مَنْ عَمِلَ صَالِحًا مِّن ذَكَرٍ أَوْ أُنثَى وَهُوَ مُؤْمِنٌ فَلَنُحْيِيَنَّهُ حَيَاةً طَيِّبَةً وَلَنَجْزِيَنَّهُمْ أَجْرَهُم بِأَحْسَنِ مَا كَانُواْ يَعْمَلُونَ
Men amile sâlihan min zekerin ev unsâ ve huve mu’minun fe le nuhyiyennehu hayâten tayyibeten, ve le necziyennehum ecrehum bi ahseni mâ kânû ya’melûn(ya’melûne).
men | : kim |
amile sâlihan | : salih amel (nefsi tezkiye ve tasfiye edici amel) |
min zekerin | : erkek(ler)den |
ev unsâ | : veya kadın(lar) |
ve huve | : ve o |
mu’minun | : mü’min (kalbine îmân yazılmış olan) |
fe le | : o taktirde mutlaka |
nuhyiyenne-hu | : ona hayat veririz, yaşatırız |
hayâten | : hayat |
tayyibeten | : tayyib, temiz, güzel, helâl |
ve le necziyenne-hum | : ve mutlaka, ellbette onlara karşılığını vereceğiz, mükâfatlandıracağız |
ecre-hum | : onların ecrini, bedelini |
bi ahseni | : en ahseni ile, daha ahseni (güzeli) ile |
mâ kânû ya’melûne | : yapmış oldukları ameller (şeyler) |
Diyanet İşleri = Erkek veya kadın, kim mü’min olarak iyi iş işlerse, elbette ona hoş bir hayat yaşatacağız ve onların mükâfatlarını yapmakta olduklarının en güzeli ile vereceğiz.

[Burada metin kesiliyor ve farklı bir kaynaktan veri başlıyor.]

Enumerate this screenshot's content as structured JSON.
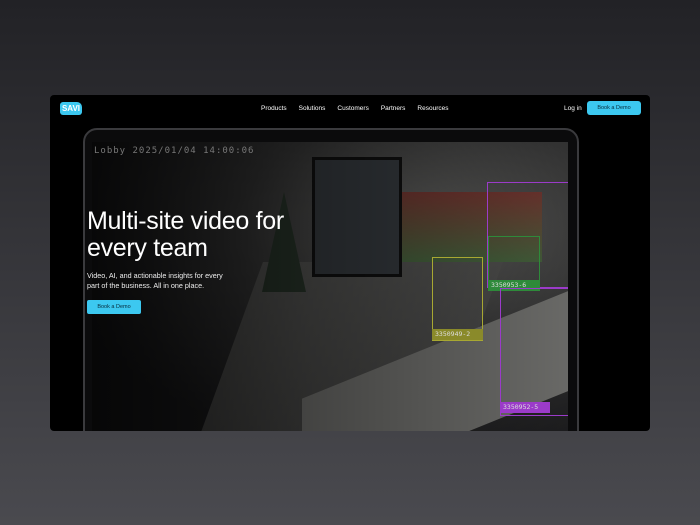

Abdulbaki Gölpınarlı = Erkek olsun, kadın olsun, inanarak iyi işlerde bulunanı tertemiz bir yaşayışa mazhar ederiz ve mükâfâtını, yaptığı en güzel işlere karşılık olarak mutlaka vereceğiz.
Abdullah Parlıyan = Erkek veya kadın, kim mü'min olarak iyi amel işlerse, biz ona hoş ve huzurlu bir hayat yaşatırız ve yine şüphesiz böylelerini, yapageldikleri en güzel şey neyse, ona göre ödüllendireceğiz.
Adem Uğur = Erkek veya kadın, mümin olarak kim iyi amel işlerse, onu mutlaka güzel bir hayat ile yaşatırız. Ve mükâfatlarını, elbette yapmakta olduklarının en güzeli ile veririz.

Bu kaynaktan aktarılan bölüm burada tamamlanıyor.